28Ungeachtet dessen konnte die Antragsgegnerin in der Stellungnahme des Domaininhabers jedenfalls keine Bestätigung für die Sachverhaltsdarstellung der Antragstellerin finden. Die Nutzungsrechte hinsichtlich der Domain und die Absprachen, die die Antragstellerin mit der Mieterin getroffen haben will, blieben daher – wie auch jetzt noch im einstweiligen Verfügungsverfahren, in denen die Antragstellerin im Hinblick auf ihre Rechtsbeziehungen zur Mieterin die Domain betreffend lediglich eine Zahlungserinnerung ohne Bezugnahme auf einen Rechtsgrund vorlegen konnte – weitgehend im Dunkeln, zu einer weiteren Sachverhaltsaufklärung war die Antragsgegnerin nicht verpflichtet.
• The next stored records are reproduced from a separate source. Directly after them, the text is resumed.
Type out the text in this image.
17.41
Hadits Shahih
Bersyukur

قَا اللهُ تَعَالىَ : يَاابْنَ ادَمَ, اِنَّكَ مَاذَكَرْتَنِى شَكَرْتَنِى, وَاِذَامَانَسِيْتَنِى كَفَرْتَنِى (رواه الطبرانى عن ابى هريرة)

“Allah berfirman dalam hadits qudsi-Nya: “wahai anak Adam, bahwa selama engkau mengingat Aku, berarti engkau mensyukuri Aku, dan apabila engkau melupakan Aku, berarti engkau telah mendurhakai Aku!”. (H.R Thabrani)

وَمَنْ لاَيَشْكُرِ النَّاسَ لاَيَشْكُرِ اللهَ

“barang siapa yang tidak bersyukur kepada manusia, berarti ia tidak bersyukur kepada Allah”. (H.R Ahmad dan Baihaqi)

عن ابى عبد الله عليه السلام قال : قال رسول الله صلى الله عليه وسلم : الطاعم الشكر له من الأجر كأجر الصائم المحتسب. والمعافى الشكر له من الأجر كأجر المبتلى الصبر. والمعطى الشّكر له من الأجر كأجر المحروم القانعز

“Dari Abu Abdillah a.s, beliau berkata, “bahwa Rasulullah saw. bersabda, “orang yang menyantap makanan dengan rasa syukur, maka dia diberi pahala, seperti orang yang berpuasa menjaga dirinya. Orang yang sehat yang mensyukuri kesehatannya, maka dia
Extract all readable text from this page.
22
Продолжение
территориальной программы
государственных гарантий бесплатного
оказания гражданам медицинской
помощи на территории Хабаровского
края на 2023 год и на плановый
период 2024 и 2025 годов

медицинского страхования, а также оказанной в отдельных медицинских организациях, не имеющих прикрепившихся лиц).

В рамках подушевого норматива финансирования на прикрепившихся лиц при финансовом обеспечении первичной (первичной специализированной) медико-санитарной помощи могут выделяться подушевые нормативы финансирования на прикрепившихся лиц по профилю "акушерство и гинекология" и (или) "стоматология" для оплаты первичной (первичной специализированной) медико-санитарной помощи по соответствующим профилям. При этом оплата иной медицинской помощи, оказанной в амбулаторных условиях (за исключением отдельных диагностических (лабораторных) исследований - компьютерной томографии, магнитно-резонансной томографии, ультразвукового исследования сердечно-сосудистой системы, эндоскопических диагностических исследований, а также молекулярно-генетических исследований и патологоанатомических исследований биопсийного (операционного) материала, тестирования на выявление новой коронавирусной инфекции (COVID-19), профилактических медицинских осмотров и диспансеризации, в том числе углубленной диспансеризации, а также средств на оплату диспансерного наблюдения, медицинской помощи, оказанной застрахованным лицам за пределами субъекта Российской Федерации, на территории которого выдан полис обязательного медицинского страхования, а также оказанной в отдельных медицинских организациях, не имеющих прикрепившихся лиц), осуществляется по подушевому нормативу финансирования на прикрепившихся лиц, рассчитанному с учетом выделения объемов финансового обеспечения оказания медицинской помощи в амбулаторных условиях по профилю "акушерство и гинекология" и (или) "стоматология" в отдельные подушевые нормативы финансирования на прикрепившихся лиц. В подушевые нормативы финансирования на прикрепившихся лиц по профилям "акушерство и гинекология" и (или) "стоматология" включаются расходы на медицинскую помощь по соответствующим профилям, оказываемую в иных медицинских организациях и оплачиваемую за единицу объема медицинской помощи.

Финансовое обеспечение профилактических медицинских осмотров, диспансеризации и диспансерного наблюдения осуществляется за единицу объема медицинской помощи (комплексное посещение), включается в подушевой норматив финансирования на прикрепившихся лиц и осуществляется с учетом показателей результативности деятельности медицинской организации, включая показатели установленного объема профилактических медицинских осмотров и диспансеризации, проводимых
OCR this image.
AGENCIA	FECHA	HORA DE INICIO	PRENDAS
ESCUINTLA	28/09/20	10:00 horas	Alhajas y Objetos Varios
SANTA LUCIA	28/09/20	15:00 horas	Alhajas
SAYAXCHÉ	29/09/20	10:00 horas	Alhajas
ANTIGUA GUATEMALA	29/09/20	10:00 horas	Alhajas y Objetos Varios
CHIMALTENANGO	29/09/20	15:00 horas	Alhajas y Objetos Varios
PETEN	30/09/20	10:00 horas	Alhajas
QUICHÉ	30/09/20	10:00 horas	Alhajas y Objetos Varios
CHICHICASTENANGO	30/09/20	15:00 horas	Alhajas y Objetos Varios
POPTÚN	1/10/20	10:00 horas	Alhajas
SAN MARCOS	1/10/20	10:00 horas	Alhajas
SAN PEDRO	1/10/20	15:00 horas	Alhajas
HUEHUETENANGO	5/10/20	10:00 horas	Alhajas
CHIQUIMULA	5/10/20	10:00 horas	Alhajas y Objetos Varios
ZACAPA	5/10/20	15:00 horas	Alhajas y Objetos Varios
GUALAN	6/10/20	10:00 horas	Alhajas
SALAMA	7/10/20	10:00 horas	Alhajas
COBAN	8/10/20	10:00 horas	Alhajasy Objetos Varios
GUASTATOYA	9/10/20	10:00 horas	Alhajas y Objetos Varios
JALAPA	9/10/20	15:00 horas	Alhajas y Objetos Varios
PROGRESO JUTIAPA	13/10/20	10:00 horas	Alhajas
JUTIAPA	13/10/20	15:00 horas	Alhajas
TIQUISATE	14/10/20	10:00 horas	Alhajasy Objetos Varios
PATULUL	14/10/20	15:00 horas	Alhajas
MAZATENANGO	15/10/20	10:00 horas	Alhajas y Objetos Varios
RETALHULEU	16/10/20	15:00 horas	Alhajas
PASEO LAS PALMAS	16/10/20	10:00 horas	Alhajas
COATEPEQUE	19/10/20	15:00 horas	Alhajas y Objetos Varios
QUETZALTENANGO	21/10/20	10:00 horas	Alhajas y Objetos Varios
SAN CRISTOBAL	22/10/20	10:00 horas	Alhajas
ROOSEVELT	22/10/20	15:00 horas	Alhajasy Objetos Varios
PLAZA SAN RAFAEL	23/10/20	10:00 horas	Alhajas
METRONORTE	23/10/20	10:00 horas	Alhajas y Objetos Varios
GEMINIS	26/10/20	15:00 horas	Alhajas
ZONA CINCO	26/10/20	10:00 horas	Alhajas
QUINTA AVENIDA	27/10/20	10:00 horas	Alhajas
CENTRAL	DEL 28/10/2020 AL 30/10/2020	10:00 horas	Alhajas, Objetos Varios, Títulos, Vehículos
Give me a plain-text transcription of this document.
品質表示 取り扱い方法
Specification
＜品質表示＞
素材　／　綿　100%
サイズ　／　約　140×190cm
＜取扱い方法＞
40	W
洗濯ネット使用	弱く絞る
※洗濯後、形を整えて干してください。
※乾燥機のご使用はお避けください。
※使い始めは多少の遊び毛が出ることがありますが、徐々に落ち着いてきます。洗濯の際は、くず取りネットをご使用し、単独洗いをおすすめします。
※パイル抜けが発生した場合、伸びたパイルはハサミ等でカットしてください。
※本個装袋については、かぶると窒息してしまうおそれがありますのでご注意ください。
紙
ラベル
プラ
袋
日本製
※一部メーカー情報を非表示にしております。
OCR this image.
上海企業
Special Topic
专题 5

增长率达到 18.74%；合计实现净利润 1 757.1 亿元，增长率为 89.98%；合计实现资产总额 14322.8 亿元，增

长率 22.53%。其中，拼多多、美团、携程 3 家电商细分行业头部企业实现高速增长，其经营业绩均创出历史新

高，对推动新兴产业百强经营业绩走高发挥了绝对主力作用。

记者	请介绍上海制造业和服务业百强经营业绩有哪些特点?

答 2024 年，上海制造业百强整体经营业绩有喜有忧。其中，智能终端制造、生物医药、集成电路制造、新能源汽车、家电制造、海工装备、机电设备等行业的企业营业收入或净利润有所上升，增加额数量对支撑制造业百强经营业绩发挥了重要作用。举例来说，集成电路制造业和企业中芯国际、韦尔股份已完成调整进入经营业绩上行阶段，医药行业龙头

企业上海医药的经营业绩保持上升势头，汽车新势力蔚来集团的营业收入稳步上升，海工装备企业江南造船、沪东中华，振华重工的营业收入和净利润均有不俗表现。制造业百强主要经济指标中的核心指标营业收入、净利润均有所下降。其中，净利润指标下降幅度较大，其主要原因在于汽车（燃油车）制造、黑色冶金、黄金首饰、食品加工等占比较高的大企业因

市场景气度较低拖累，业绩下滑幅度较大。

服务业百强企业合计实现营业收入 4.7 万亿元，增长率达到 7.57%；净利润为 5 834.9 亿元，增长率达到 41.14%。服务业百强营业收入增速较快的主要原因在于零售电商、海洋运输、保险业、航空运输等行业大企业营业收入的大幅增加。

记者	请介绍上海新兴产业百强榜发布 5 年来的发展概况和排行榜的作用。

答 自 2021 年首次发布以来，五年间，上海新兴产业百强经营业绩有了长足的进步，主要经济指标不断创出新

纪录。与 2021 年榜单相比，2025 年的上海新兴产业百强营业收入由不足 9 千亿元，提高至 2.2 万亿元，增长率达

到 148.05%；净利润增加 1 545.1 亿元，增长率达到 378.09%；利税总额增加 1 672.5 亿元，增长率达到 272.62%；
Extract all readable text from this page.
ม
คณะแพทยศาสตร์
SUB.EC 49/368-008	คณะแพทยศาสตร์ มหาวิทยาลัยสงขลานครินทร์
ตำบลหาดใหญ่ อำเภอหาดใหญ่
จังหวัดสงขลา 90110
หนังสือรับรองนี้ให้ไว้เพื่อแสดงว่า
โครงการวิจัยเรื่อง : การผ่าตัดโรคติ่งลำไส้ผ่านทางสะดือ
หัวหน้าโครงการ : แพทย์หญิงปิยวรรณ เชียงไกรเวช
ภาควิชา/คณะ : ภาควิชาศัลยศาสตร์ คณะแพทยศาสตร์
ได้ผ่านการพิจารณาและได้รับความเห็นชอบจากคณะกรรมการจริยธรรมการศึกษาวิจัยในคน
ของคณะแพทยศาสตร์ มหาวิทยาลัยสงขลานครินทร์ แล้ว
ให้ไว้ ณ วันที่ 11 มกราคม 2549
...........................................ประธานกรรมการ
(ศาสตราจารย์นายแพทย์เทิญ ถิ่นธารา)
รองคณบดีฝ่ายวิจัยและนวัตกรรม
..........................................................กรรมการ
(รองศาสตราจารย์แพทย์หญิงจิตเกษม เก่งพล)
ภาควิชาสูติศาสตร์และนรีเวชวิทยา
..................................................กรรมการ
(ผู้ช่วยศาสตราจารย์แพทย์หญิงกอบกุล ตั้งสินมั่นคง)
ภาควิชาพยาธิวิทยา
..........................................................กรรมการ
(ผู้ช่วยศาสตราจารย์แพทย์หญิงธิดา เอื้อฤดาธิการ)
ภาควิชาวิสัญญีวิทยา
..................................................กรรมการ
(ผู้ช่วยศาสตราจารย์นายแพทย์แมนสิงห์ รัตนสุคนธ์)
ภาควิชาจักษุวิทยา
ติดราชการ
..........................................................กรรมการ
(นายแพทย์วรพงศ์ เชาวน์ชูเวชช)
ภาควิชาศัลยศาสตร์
Im Übrigen hätte dann, wenn der Sachverhalt geklärt gewesen wäre, der Tatbestand eines rechtswidrigen Eingriffs in den eingerichteten und ausgeübten Gewerbebetrieb oder der Tatbestand einer rechtswidrigen Kreditgefährdung von der Antragsgegnerin nicht ohne tiefergehende rechtliche Prüfung bejaht oder verneint werden können.
292. Die Kostenentscheidung folgt aus § 91 ZPO.